Am Tag 2 gingen die Schmerzen der offenen Stellen und der mittlerweile teilweise aufgeplatzten Blasen (ich hatte zuvor noch nie direkt unten an der Ferse Blasen - Wahnsinn!) zurück, dafür traten nun die restlichen Schmerzen (Muskelkater, Sehnen-Überforderung, Gelenke, Hinteres Knie, …) deutlich stärker ein.

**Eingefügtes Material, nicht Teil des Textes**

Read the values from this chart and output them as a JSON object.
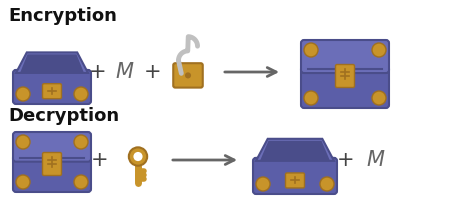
{
  "bg_color": "#ffffff",
  "chest_blue": "#5b5ea8",
  "chest_blue_dark": "#4a4d8a",
  "chest_lid_blue": "#6b6eb8",
  "chest_interior": "#4a4d8a",
  "gold": "#c8942a",
  "gold_dark": "#a07020",
  "lock_shackle": "#c0c0c0",
  "arrow_color": "#666666",
  "title_enc": "Encryption",
  "title_dec": "Decryption",
  "plus_color": "#444444",
  "m_color": "#666666",
  "title_color": "#111111"
}
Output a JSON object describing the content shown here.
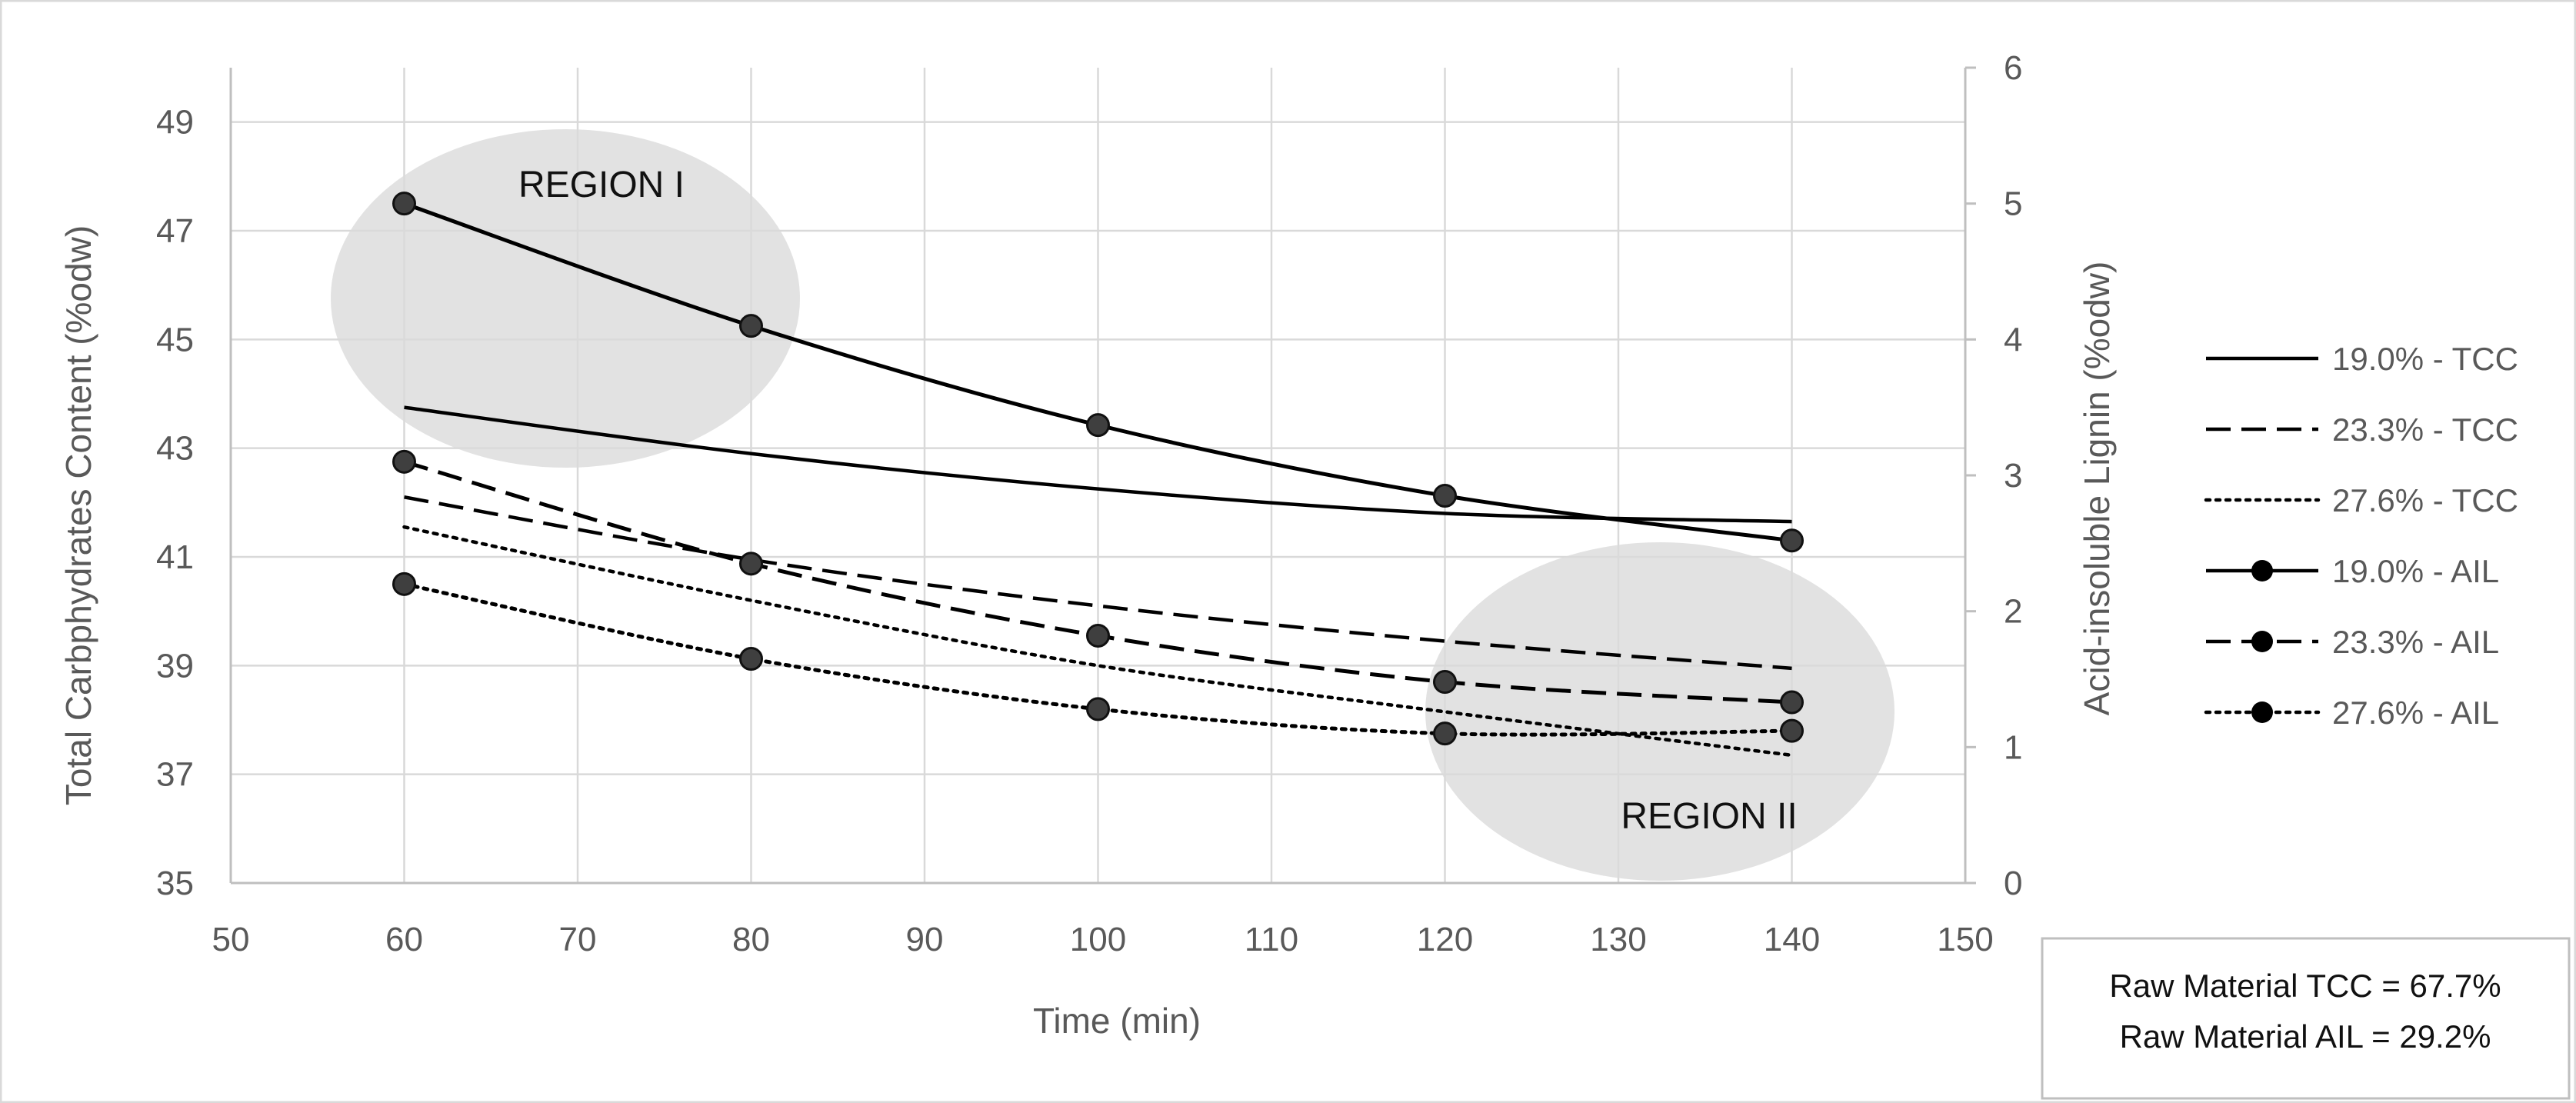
{
  "chart_data": {
    "type": "line",
    "x": [
      60,
      80,
      100,
      120,
      140
    ],
    "xlabel": "Time (min)",
    "ylabel": "Total Carbphydrates Content (%odw)",
    "y2label": "Acid-insoluble Lignin (%odw)",
    "xlim": [
      50,
      150
    ],
    "ylim": [
      35,
      50
    ],
    "y2lim": [
      0,
      6
    ],
    "xticks": [
      "50",
      "60",
      "70",
      "80",
      "90",
      "100",
      "110",
      "120",
      "130",
      "140",
      "150"
    ],
    "yticks": [
      "35",
      "37",
      "39",
      "41",
      "43",
      "45",
      "47",
      "49"
    ],
    "y2ticks": [
      "0",
      "1",
      "2",
      "3",
      "4",
      "5",
      "6"
    ],
    "grid": true,
    "legend_position": "right",
    "series": [
      {
        "name": "19.0% - TCC",
        "axis": "left",
        "dash": "solid",
        "markers": false,
        "values": [
          43.75,
          42.9,
          42.25,
          41.8,
          41.65
        ]
      },
      {
        "name": "23.3% - TCC",
        "axis": "left",
        "dash": "dashed",
        "markers": false,
        "values": [
          42.1,
          40.95,
          40.1,
          39.45,
          38.95
        ]
      },
      {
        "name": "27.6% - TCC",
        "axis": "left",
        "dash": "dotted",
        "markers": false,
        "values": [
          41.55,
          40.2,
          39.0,
          38.15,
          37.35
        ]
      },
      {
        "name": "19.0% - AIL",
        "axis": "right",
        "dash": "solid",
        "markers": true,
        "values": [
          5.0,
          4.1,
          3.37,
          2.85,
          2.52
        ]
      },
      {
        "name": "23.3% - AIL",
        "axis": "right",
        "dash": "dashed",
        "markers": true,
        "values": [
          3.1,
          2.35,
          1.82,
          1.48,
          1.33
        ]
      },
      {
        "name": "27.6% - AIL",
        "axis": "right",
        "dash": "dotted",
        "markers": true,
        "values": [
          2.2,
          1.65,
          1.28,
          1.1,
          1.12
        ]
      }
    ],
    "annotations": [
      "REGION I",
      "REGION II"
    ],
    "note_lines": [
      "Raw Material TCC = 67.7%",
      "Raw Material AIL = 29.2%"
    ]
  }
}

Um meinen Körper zu zeigen, dass nun das Jammern und die Schmerzen wenig Sinn machen, habe ich mich entschlossen, meinen geplanten Hühnerstall-Abriss heute tatsächlich trotz der Beschwerden durchzuziehen, allerdings erst nach erneuter "Fußpflege". Dies war von Anfang an mein Plan der "etwas alternativen Schmerztherapie". Ich legte dennoch bis Abends nochmal 25.000 Schritte an diesem Tag zurück, in Stahlkappen-Arbeitsschuhen, die mir gefühlt zu klein / unbequem / eng sind, dadurch habe ich nun auch Blasen außen an den Füßen bekommen - ok, wenigstens nicht mehr so einseitig. Wahnsinn, so viele Schritte habe ich sonst normalerweise das ganze Jahr über nie. Aber meine Motivation war noch immer da, die Euphorie überwiegt, und auch früher in der Jugend war es oft so, dass man nach einem Tag, an dem man zu viel getrunken hatte, auch am nächsten Tag mit ein zwei Bier wieder "vermeintlich fit" wurde, warum soll es dann auch nicht hier so oder so ähnlich klappen. Deutlich besser: Keine Schmerzen mehr. Der Körper gibt wohl offensichtlich nach etwa 50-72 Stunden auf, und sieht es ein, dass die Schmerz-Signale scheinbar nichts / nichts mehr bringen. Ich sende euch dazu abschließend noch zwei weitere Bilder von den Füßen hinten links und hinten rechts, nun geht die wohl an Tag 1 neu drauf gekommene Haut wieder ab. Aber ich merke, dass vor allem Voltaren Schmerzgeld gut tut und die Regeneration unausweichlich einsetzt.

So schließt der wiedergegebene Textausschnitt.